Mercy Life Line Air Medical Service has flown 30,000 missions since it launched on July 2, 1984, as Hammons Life Line.
Seconds seemed like hours for Josh Kramme as he lay in a ditch, unable to move because of a broken neck. The teenager was driving home from work one March afternoon when he crashed his car in rural Missouri. His mother, a longtime EMS volunteer, happened to be the first on the scene.
“When he saw me pull up he screamed, ‘Mom, my back and my neck!’” recalled Barbara Reyelts, a 29-year veteran of the Halltown Fire Department. “Luckily dispatch had already called Life Line after hearing about the crash.” Reyelts and paramedics loaded Josh into an ambulance and rushed him to the helicopter that landed nearby. “Had they not been there, it would’ve taken 20 more minutes and could’ve been much worse.”
Reyelts made it to Mercy Hospital Springfield within the hour, shocked yet relieved to see Josh doing so well. “They’d already done tests and a neurosurgeon was on the way.” Now 15 years later, she still credits Life Line for keeping her son alive. “He has totally recovered.”
Josh’s rescue is one of more than 30,000 accident-free missions Mercy Life Line Air Medical Service has flown since it launched on July 2, 1984, as Hammons Life Line. Thirty years ago, John Q. Hammons helped Mercy purchase its first twin-turbine rescue helicopter, part of the hotelier’s pledge to support heart care in the Ozarks.

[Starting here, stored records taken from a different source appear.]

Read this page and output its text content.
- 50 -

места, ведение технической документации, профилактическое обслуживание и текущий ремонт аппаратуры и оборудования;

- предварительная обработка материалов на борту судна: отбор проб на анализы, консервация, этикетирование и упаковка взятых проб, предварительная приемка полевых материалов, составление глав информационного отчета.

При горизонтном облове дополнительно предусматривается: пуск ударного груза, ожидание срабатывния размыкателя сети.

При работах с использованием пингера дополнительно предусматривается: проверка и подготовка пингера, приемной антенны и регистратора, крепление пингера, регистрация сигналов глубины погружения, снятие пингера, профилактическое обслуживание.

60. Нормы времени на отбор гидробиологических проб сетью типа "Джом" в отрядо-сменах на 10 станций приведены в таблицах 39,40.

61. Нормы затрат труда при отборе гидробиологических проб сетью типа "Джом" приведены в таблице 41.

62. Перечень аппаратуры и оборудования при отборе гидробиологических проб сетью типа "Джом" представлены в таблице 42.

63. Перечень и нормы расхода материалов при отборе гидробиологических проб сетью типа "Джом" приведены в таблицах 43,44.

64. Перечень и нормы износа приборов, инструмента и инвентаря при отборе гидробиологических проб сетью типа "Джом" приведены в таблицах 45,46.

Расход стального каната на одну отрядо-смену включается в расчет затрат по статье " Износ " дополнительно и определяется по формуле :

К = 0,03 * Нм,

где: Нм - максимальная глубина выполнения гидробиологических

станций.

“At that time, it was the only rescue helicopter for heart patients in Missouri,” said D.J. Satterfield, administrative director of Mercy Life Line. “Since then, thousands of lives have been saved each year because we have the most experienced flight team in the region.” Each team includes a pilot, as well as one registered nurse and one paramedic – both experienced in pre-hospital, emergency and critical care. Today, there are nearly 100 Life Line team members, including pilots, mechanics, nurses, paramedics, respiratory therapists and a communication specialist.
“I’ve been with Life Line for 17 years,” said Scott Michaelson, pilot. “It’s a tremendous amount of responsibility, but very rewarding. We’re out there day and night, using our skills to keep people alive. You can’t beat that.”
Life Line 2 took flight in St. Robert in January 2001; three years later, Life Line 3 launched in Bolivar as Life Line 1 moved to Branson West. Last November, Life Line 4 began operating at Mercy Hospital Joplin and the following February, Life Line 5 started service from Mercy Hospital Northwest Arkansas in Rogers.
“From these locations, Mercy Life Line can reach patients in Missouri, Arkansas, Kansas and Oklahoma,” said Satterfield.
Today, Mercy uses five EC135 P2+ helicopters equipped with the latest technology and equipment capable of handling life-threatening cardiac, medical and trauma surgical emergencies.
“When they land to pick up a patient, you can breathe a lot easier,” said Reyelts. “They take over, stabilize the patient, load them and they’re gone – in just a matter of minutes. It’s amazing.”
The air ambulances can be dispatched by a call from first responders, EMS, fire and rescue, law enforcement, physicians, clinics or hospitals.
“It really is an awesome job and we have an excellent team,” said Michaelson. “Plus, we’ve been blessed by Mercy to have new equipment and tools to provide the best patient care to anyone who needs it.”
Life Line aircrafts have the latest technology that allows flights during a wide spectrum of inclement weather and can fly under instrument flying rules (IFR), just like commercial aircraft. Each helicopter includes the following safety features:
“I watched a lot of lives be saved because of Life Line,” said Reyelts, whose son is now 32. “They’re very humble people. You never have to worry with Life Line.”
Team members are required to have ongoing education and testing. Life Line is accredited by the Commission on Accreditation of Medical Transport Systems. Operational control for the past 13 years has been contracted with Metro Aviation in Shreveport, Louisiana.
Mercy is grateful for the generous support of Mr. Hammons through his giving over the years, and through The Revocable Trust of John Q. Hammons. Together, they’ve contributed $2.9 million, which included $2 million for the construction of Hammons Heart Institute and $900,000 for the Life Line program.